El hortelanismo no es una invención de García. Solo transcribió aquello que flotaba en el ambiente. De Toledo a hoy, el hortelanismo ha sido el idioma del establishment limeño. Es fácil distinguirlo. El economista Roberto Abusada, por ejemplo, engranaje clave entre el sector privado y el MEF durante más de 20 años, publicó entre febrero del 2014 y abril del 2018, 111 columnas de opinión en El Comercio. De lejos, la palabra que utilizó más veces fue “crecimiento” (382 veces), le siguieron “inversión”, “economía”, “gobierno”, “privada”, “empresas”, “millones”, “precios”. La última de las palabras con relevancia en este análisis es “instituciones” (33 veces). “Democracia” aparece solo en cuatro oportunidades. Si hacemos el mismo ejercicio con las columnas de Gianfranco Castagnola, presidente de Apoyo Consultoría y muy influyente en gobiernos y grandes empresas, hallamos el mismo monolingüismo hortelano. Procesadas las 36 columnas que publicó en el diario El Comercio entre junio del 2015 y abril del 2018, la palabra más empleada es “economía” (90 veces). Le siguen “gobierno”, “inversión”, “millones”, “empresas”, “crecimiento”, “proyectos”. La palabra “democracia” es utilizada dos veces.
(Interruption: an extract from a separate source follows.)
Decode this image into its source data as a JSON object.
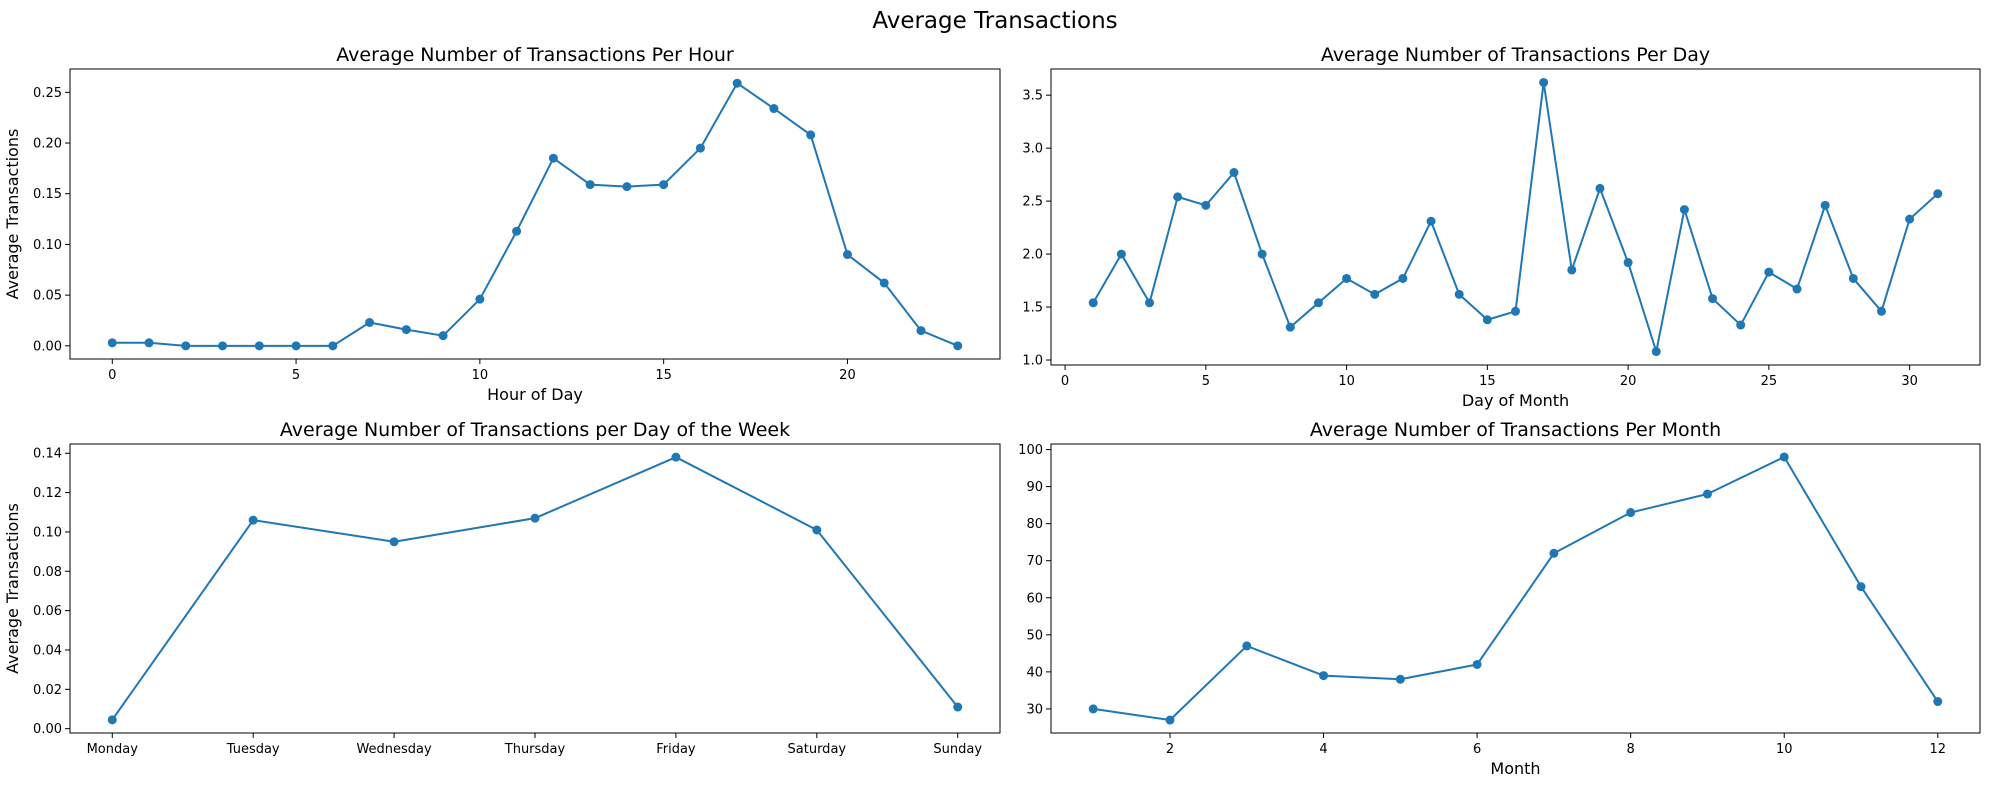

Entonces, ¿por qué en estas últimas dos décadas hemos crecido económicamente mientras la vida pública se pudre por los cuatro costados? Porque como mandaba el catecismo, la inversión era “lo único” que nos haría progresar. Por gracia divina modernizadora, ella se convertiría en mejores instituciones. O, como repetía Jaime de Althaus en su libro del 2011 (¡citando a un marxista!): Sin burguesía no hay democracia. Ese es el corazón del mito hortelano. Que el mundo de la democracia y las instituciones puede postergarse hasta que haya riqueza o burguesía. Y eso hicimos. Pero, chesss (in memóriam, ‘Gordo’ Casaretto), la revolución capitalista no civilizó al juez Hinostroza ni a Becerril. Falló el plan.
El gradual deterioro que ha generado la crisis presente, entonces, reside exactamente en aquello que el hortelanismo deliberadamente considera secundario, sino trivial: instituciones, Estado de derecho y ciudadanos. Somos hechura de nuestra derecha hortelana; más alanista que vargasllosista, menos paniagüista que fujimorista. Basta ver cuánta gente del establishment (no de la ciudadanía) considera que el segundo gobierno de García fue excelente. Tácita confesión de su simpatía por el crecimiento sin ley.
Toca hacer el balance y liquidación del hortelanismo: su principal deficiencia es menos lo que promueve, que lo que impide. El hortelanismo nos paraliza porque las reformas que precisamos generarán necesariamente “ruido político”. Y para el hortelanismo esto es peor que la compraventa de sentencias judiciales. ¿Pelear para que desde la escuela niñas y niños interioricen la igualdad de derechos y oportunidades? No, hermanito, esa batalla va a costarnos un punto del PBI. ¿Defender la Constitución alterada ilegalmente desde el reglamento del Congreso? Eso pondría nerviosos a los inversionistas. Todos deberíamos recordar las opiniones que llamaban a que PPK deje caer a Saavedra, pues la economía se resentiría si daba batalla por la educación. Ofrendaron su cabeza y en el 2017 crecimos la mitad que en el 2016. Ni soga ni cabra. El Estado de derecho y la democracia hacen sostenible el capitalismo; el capitalismo sin Estado de derecho solo segrega corrupción.
Entonces, o recuperamos las prioridades republicanas o proseguiremos esta lenta debacle. Pero entendamos que toda reforma institucional es por definición contenciosa. Cambiar una institución significa desalojar a los beneficiarios del statu quo. ¿Puede el presidente Vizcarra encabezar algo así? Solo puede hacerlo, evidentemente, si está dispuesto a arriesgar su cabeza. Avanzar en la dirección correcta requiere –no única pero sí necesariamente– enfrentar al fujimorismo parlamentario. Si no, ya lo cantaron los Sex Pistols: “No future”. Nuestros líderes tienen la palabra, ¿hortelanos o republicanos?